Congenital Analgesia or Congenital insensitivity to pain is a body disorder in which a person does not feel and has never felt any pain.
The senses of touch and observance are normal in the people having congenital analgesia and also there are no detectable oddities in the body. Though this disorder might seem a beneficial one as a person does not feel any pain, but the same may lead to some serious consequences.
It is often seen in children suffering from congenital analgesia that they bite off the tip of their tongue and may bear a fracture without even knowing about it. Not being able to feel any pain, they do not respond to such problems and soon, these problems take a serious turn against their health.
This condition is often caused by increased production of endorphins in the brain. It is considered a form of peripheral neuropathy because it affects the peripheral nervous system, which connects the brain and spinal cord to muscles and to cells that detect sensations such as touch, smell, and pain.
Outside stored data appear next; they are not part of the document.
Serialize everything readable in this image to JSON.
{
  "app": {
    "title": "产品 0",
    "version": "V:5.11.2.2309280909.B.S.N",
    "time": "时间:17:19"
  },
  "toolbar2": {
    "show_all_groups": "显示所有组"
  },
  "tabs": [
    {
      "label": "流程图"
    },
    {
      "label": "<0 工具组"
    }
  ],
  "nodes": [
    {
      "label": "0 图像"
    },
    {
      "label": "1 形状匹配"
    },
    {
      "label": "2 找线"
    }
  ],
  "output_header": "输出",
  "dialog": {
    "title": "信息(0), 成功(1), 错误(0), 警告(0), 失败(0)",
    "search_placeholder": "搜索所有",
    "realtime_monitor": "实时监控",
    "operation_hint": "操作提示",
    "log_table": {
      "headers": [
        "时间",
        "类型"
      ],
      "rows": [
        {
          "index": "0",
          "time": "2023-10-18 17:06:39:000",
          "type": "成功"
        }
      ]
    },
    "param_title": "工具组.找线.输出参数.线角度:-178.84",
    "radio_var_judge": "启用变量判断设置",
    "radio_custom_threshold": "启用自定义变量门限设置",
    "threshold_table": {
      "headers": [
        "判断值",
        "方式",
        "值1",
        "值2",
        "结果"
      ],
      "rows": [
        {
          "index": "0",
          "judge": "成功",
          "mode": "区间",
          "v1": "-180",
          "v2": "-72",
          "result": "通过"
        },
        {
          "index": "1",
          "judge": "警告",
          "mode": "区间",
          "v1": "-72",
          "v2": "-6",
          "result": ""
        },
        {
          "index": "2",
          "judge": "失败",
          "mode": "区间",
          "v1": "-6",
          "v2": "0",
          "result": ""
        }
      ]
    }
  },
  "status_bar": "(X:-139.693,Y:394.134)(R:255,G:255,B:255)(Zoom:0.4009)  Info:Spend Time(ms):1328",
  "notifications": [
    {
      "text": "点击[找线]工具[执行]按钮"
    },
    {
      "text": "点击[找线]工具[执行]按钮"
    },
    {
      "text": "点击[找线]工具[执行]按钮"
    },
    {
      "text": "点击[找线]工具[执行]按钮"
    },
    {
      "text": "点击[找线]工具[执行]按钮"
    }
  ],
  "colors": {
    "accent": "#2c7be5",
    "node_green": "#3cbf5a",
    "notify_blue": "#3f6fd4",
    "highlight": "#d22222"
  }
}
Moreover, this disorder is not very common, with only 20 cases having been reported so far.
Furthermore, there are two types of congenital analgesia:
1. ‘Insensitivity’ to pain means that a person cannot describe the intensity or type of the pain.
2. ‘Indifference’ to pain means that a person understands the stimulus but does not withdraw when exposed to it.
Congenital analgesia is an autosomal recessive trait. It has been linked to a mutation in the SCN9A gene. However, any slight mutation of this gene makes it completely non-functional, disabling the brain’s ability to recognize pain.